| > we got taught that early economists thought capitalism and increasing productivity from innovation would lead to less work and effort needed from people and not more Keynes wasn't wrong. The issue is macro-level productivity is orthogonal to personal effort and productivity. And what Keynes was talking about was macroeconomics, not individuals. For example, it takes 10% the workforce it took in early 20th century to produce the same amount of agricultural output in the US in the 21st century. Similarly, end-to-end automotive manufacturing via industrial robots has reduced the need for a line worker who's job was to screw in a door on an assembly line. The economy is much more productive and efficent today than it was a century ago, but automation leads to a subset of workers specializing and a larger set of workers deskilled or unemployed because they didn't upskill when they had the chance. It's interesting to watch the same class of people who told coal miners "they should learn to code" back in the early 2010s now getting the same comeuppance. Frankly, American SWEs got lazy and lost their competitive edge especially during the early 2020s. |
When I told people to learn to code in that situation it was with pity and I would talk to them about how I felt forced to do so after I graduated with a useless degree during the Great Recession.

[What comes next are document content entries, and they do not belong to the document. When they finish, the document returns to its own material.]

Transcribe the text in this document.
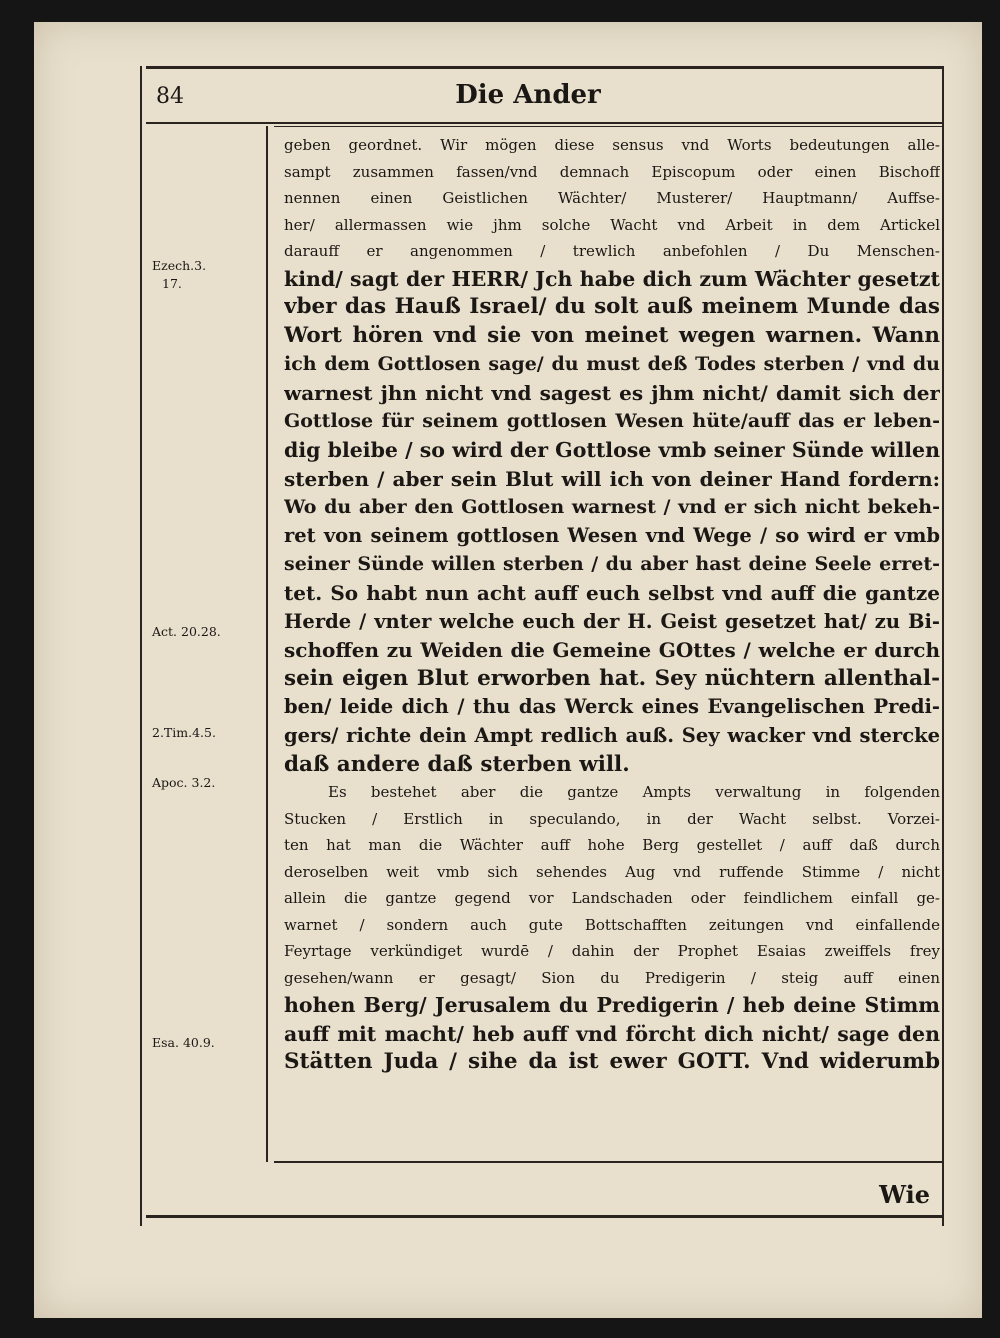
84	Die Ander
Ezech.3.
17.
Act. 20.28.
2.Tim.4.5.
Apoc. 3.2.
Esa. 40.9.
geben geordnet. Wir mögen diese sensus vnd Worts bedeutungen alle-
sampt zusammen fassen/vnd demnach Episcopum oder einen Bischoff
nennen einen Geistlichen Wächter/ Musterer/ Hauptmann/ Auffse-
her/ allermassen wie jhm solche Wacht vnd Arbeit in dem Artickel
darauff er angenommen / trewlich anbefohlen / Du Menschen-
kind/ sagt der HERR/ Jch habe dich zum Wächter gesetzt
vber das Hauß Israel/ du solt auß meinem Munde das
Wort hören vnd sie von meinet wegen warnen. Wann
ich dem Gottlosen sage/ du must deß Todes sterben / vnd du
warnest jhn nicht vnd sagest es jhm nicht/ damit sich der
Gottlose für seinem gottlosen Wesen hüte/auff das er leben-
dig bleibe / so wird der Gottlose vmb seiner Sünde willen
sterben / aber sein Blut will ich von deiner Hand fordern:
Wo du aber den Gottlosen warnest / vnd er sich nicht bekeh-
ret von seinem gottlosen Wesen vnd Wege / so wird er vmb
seiner Sünde willen sterben / du aber hast deine Seele erret-
tet. So habt nun acht auff euch selbst vnd auff die gantze
Herde / vnter welche euch der H. Geist gesetzet hat/ zu Bi-
schoffen zu Weiden die Gemeine GOttes / welche er durch
sein eigen Blut erworben hat. Sey nüchtern allenthal-
ben/ leide dich / thu das Werck eines Evangelischen Predi-
gers/ richte dein Ampt redlich auß. Sey wacker vnd stercke
daß andere daß sterben will.
Es bestehet aber die gantze Ampts verwaltung in folgenden
Stucken / Erstlich in speculando, in der Wacht selbst. Vorzei-
ten hat man die Wächter auff hohe Berg gestellet / auff daß durch
deroselben weit vmb sich sehendes Aug vnd ruffende Stimme / nicht
allein die gantze gegend vor Landschaden oder feindlichem einfall ge-
warnet / sondern auch gute Bottschafften zeitungen vnd einfallende
Feyrtage verkündiget wurdē / dahin der Prophet Esaias zweiffels frey
gesehen/wann er gesagt/ Sion du Predigerin / steig auff einen
hohen Berg/ Jerusalem du Predigerin / heb deine Stimm
auff mit macht/ heb auff vnd förcht dich nicht/ sage den
Stätten Juda / sihe da ist ewer GOTT. Vnd widerumb
Wie
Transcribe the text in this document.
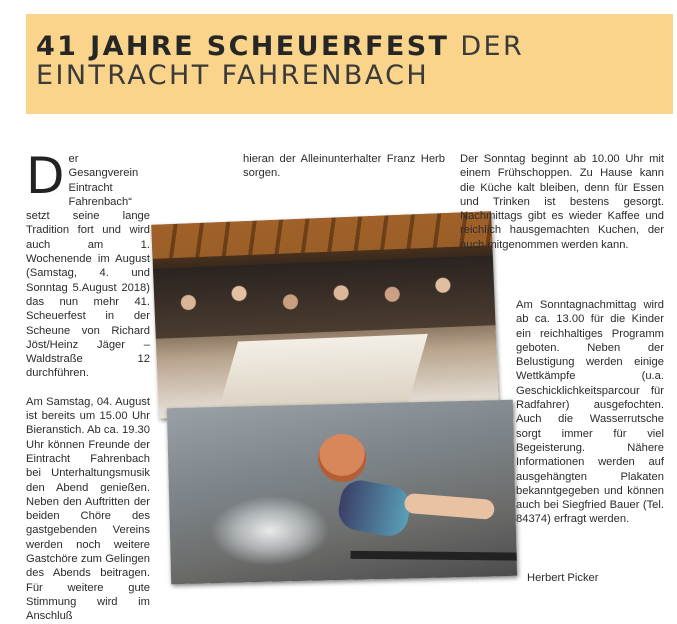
41 JAHRE SCHEUERFEST DER
EINTRACHT FAHRENBACH

Der Gesangverein Eintracht Fahrenbach“ setzt seine lange Tradition fort und wird auch am 1. Wochenende im August (Samstag, 4. und Sonntag 5.August 2018) das nun mehr 41. Scheuerfest in der Scheune von Richard Jöst/Heinz Jäger – Waldstraße 12 durchführen.

Am Samstag, 04. August ist bereits um 15.00 Uhr Bieranstich. Ab ca. 19.30 Uhr können Freunde der Eintracht Fahrenbach bei Unterhaltungsmusik den Abend genießen. Neben den Auftritten der beiden Chöre des gastgebenden Vereins werden noch weitere Gastchöre zum Gelingen des Abends beitragen. Für weitere gute Stimmung wird im Anschluß

hieran der Alleinunterhalter Franz Herb sorgen.

Der Sonntag beginnt ab 10.00 Uhr mit einem Frühschoppen. Zu Hause kann die Küche kalt bleiben, denn für Essen und Trinken ist bestens gesorgt. Nachmittags gibt es wieder Kaffee und reichlich hausgemachten Kuchen, der auch mitgenommen werden kann.

Am Sonntagnachmittag wird ab ca. 13.00 für die Kinder ein reichhaltiges Programm geboten. Neben der Belustigung werden einige Wettkämpfe (u.a. Geschicklichkeitsparcour für Radfahrer) ausgefochten. Auch die Wasserrutsche sorgt immer für viel Begeisterung. Nähere Informationen werden auf ausgehängten Plakaten bekanntgegeben und können auch bei Siegfried Bauer (Tel. 84374) erfragt werden.

Herbert Picker
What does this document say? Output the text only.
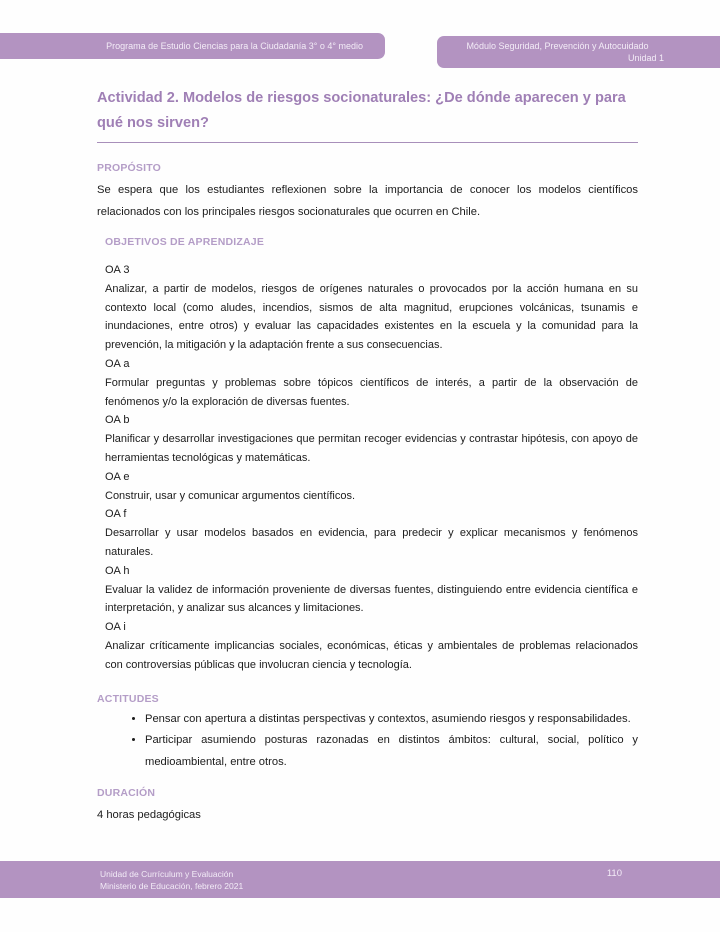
Programa de Estudio Ciencias para la Ciudadanía 3° o 4° medio	Módulo Seguridad, Prevención y Autocuidado
Unidad 1
Actividad 2. Modelos de riesgos socionaturales: ¿De dónde aparecen y para qué nos sirven?
PROPÓSITO

Se espera que los estudiantes reflexionen sobre la importancia de conocer los modelos científicos relacionados con los principales riesgos socionaturales que ocurren en Chile.

OBJETIVOS DE APRENDIZAJE

OA 3

Analizar, a partir de modelos, riesgos de orígenes naturales o provocados por la acción humana en su contexto local (como aludes, incendios, sismos de alta magnitud, erupciones volcánicas, tsunamis e inundaciones, entre otros) y evaluar las capacidades existentes en la escuela y la comunidad para la prevención, la mitigación y la adaptación frente a sus consecuencias.

OA a

Formular preguntas y problemas sobre tópicos científicos de interés, a partir de la observación de fenómenos y/o la exploración de diversas fuentes.

OA b

Planificar y desarrollar investigaciones que permitan recoger evidencias y contrastar hipótesis, con apoyo de herramientas tecnológicas y matemáticas.

OA e

Construir, usar y comunicar argumentos científicos.

OA f

Desarrollar y usar modelos basados en evidencia, para predecir y explicar mecanismos y fenómenos naturales.

OA h

Evaluar la validez de información proveniente de diversas fuentes, distinguiendo entre evidencia científica e interpretación, y analizar sus alcances y limitaciones.

OA i

Analizar críticamente implicancias sociales, económicas, éticas y ambientales de problemas relacionados con controversias públicas que involucran ciencia y tecnología.

ACTITUDES
• Pensar con apertura a distintas perspectivas y contextos, asumiendo riesgos y responsabilidades.
• Participar asumiendo posturas razonadas en distintos ámbitos: cultural, social, político y medioambiental, entre otros.
DURACIÓN

4 horas pedagógicas

Unidad de Currículum y Evaluación
Ministerio de Educación, febrero 2021
110
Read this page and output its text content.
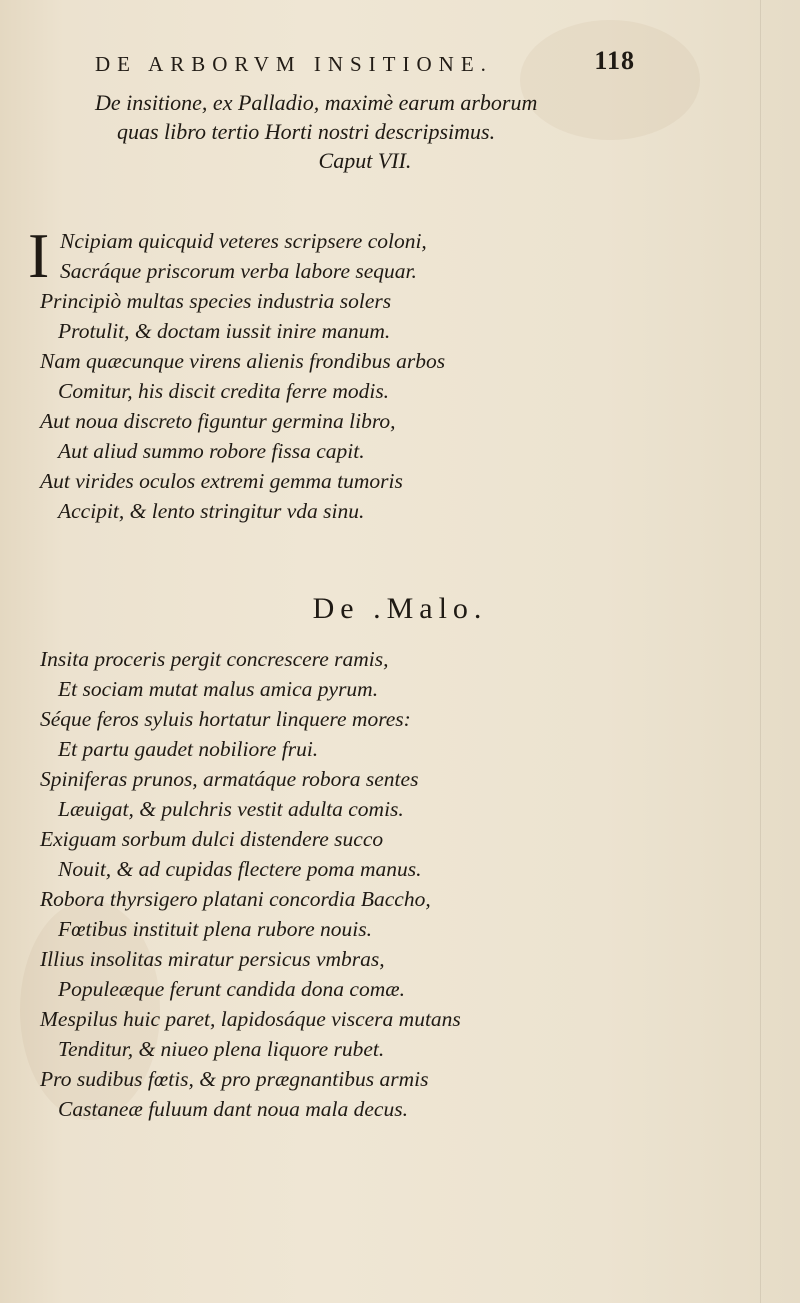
DE ARBORVM INSITIONE.	118
De insitione, ex Palladio, maximè earum arborum
quas libro tertio Horti nostri descripsimus.
Caput VII.
I Ncipiam quicquid veteres scripsere coloni,
Sacráque priscorum verba labore sequar.
Principiò multas species industria solers
Protulit, & doctam iussit inire manum.
Nam quæcunque virens alienis frondibus arbos
Comitur, his discit credita ferre modis.
Aut noua discreto figuntur germina libro,
Aut aliud summo robore fissa capit.
Aut virides oculos extremi gemma tumoris
Accipit, & lento stringitur vda sinu.
De .Malo.
Insita proceris pergit concrescere ramis,
Et sociam mutat malus amica pyrum.
Séque feros syluis hortatur linquere mores:
Et partu gaudet nobiliore frui.
Spiniferas prunos, armatáque robora sentes
Læuigat, & pulchris vestit adulta comis.
Exiguam sorbum dulci distendere succo
Nouit, & ad cupidas flectere poma manus.
Robora thyrsigero platani concordia Baccho,
Fœtibus instituit plena rubore nouis.
Illius insolitas miratur persicus vmbras,
Populeæque ferunt candida dona comæ.
Mespilus huic paret, lapidosáque viscera mutans
Tenditur, & niueo plena liquore rubet.
Pro sudibus fœtis, & pro prægnantibus armis
Castaneæ fuluum dant noua mala decus.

It was more of a “here’s one of the few growth areas left that are feasible to self teach”, rather than contempt for people not being on the same class as me.
> Frankly, American SWEs got lazy and lost their competitive edge especially during the early 2020s.
If “competitive” edge at this point means needing to get a masters on top of needing to train unpaid on your free time I think it’s more that corporations in America have gotten to the point of wanting increasingly rare or expensive to acquire skills in their labor force, while simultaneously deciding that they will be paying approximately $0 in any and all training costs.
AI is only accelerating that as every manager and exec is drooling at the mouth at the idea of never hiring juniors again. It’ll be some other assholes problem like their future self who has to deal with what happens after the lack of people in training finally catches up to the industry.